Department of Fisheries director Friday Njaya, in an interview on Tuesday, confirmed the declining fish stocks, especially for chambo due to several factors.
He,however, observed that increasing production of usipa and other smaller species has reduced revenues for the industry.
Njaya said the declining stocks will affect per capita consumption of fish, currently at eight kilogrammes per year, which is lower than the World Health Organisation (WHO) recommended 15 kg per year.
“Indeed there is a decline of fish stocks in our lake due to various reasons, including habitat degradation, non-compliance to fishing regulations and limited alternative sources of income for lakeshore fishing communities.
“When we look at total fish production, we can say it has been increasing only that over 60 percent constitutes usipa and other smaller fish species,” he said.

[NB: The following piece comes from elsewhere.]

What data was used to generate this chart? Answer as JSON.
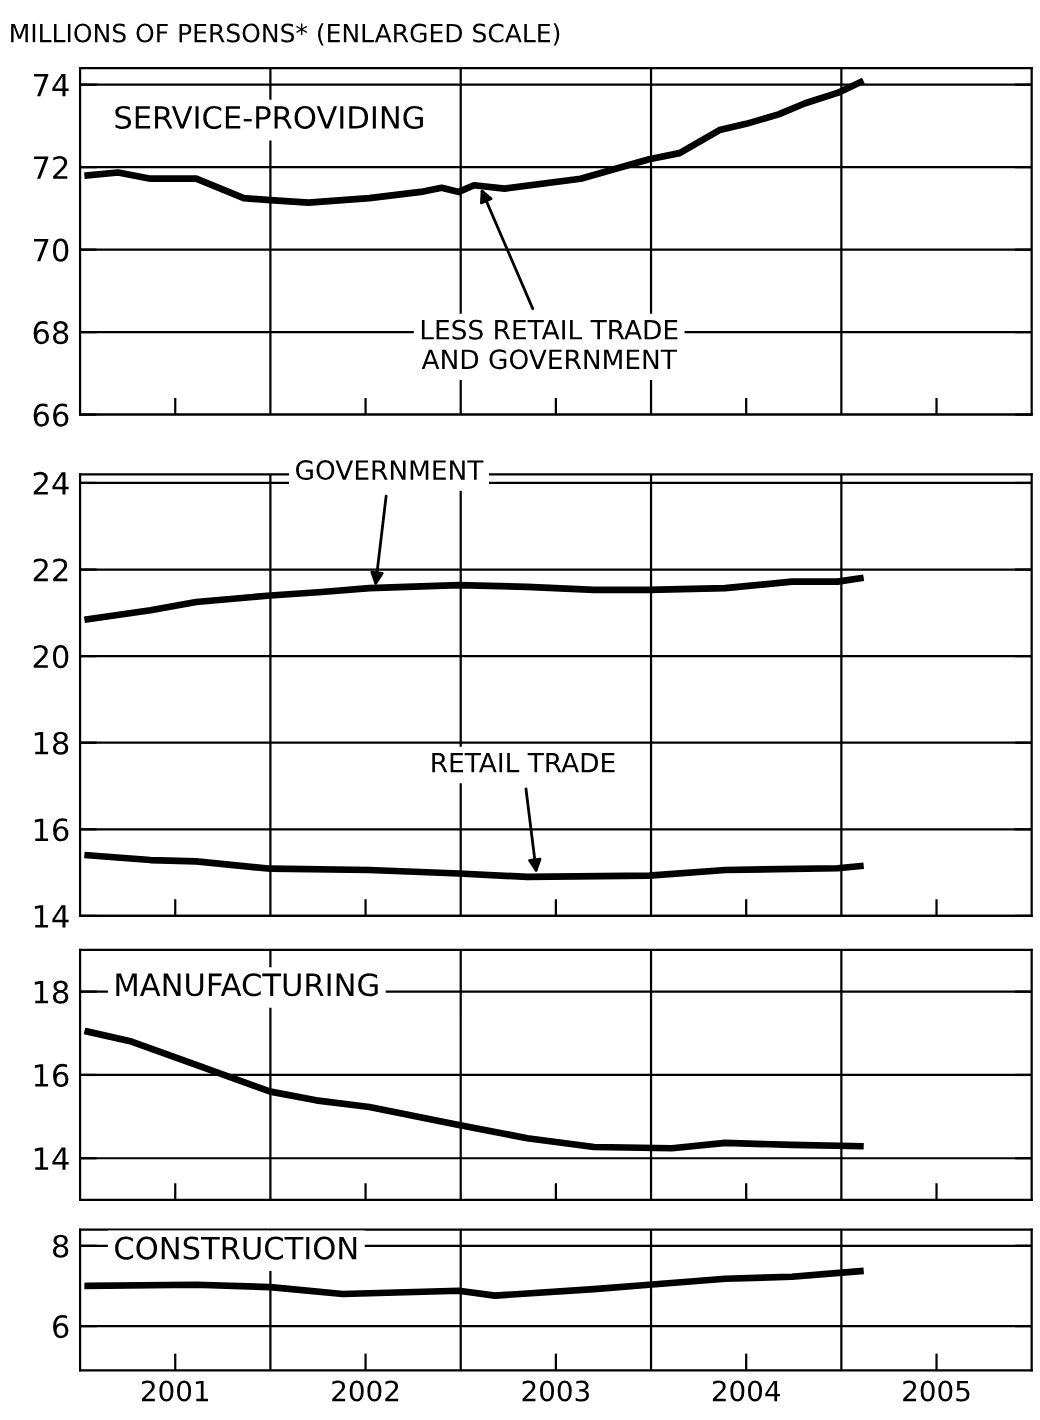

Njaya said government has instituted several measures, including the introduction of a vessel monitoring system on Lake Malawi, reviewing fishing regulations and enhancing fish quality through the adoption of better fish processing facilities such as solar rent driers.
A spot-check in some markets in Blantyre shows that a five-litre bucket of usipa and utaka is selling at K6 000 from K4 000 two months ago, representing a 50 percent increase while a kilogramme of chambo now costs K3 500 from and an average of K2 500.
A fish trader at Limbe Market, Vincent Amidu, said although the declining fish stocks have pushed up prices, the market is still struggling to meet the rising demand.
“Although we are able to generate some profits from the sales, some species are in low supply and customers are now resorting to imported fish,” he said
One of the major players in the fish industry, The Foods Company Limited, formerly Maldeco, which has a 35 percent market share, said their capture fisheries volumes has continued to dwindle over the years due to climate change and over fishing from illegal fishing operations.
Fish contributes about 70 percent of the dietary animal protein intake of Malawians and 40 percent of the total protein supply.
According to the 2018 Malawi Government Annual Economic Report, in 2017 there was a three percent increase in the number of people employed in the sector to 63 023 from 61 143 in 2016.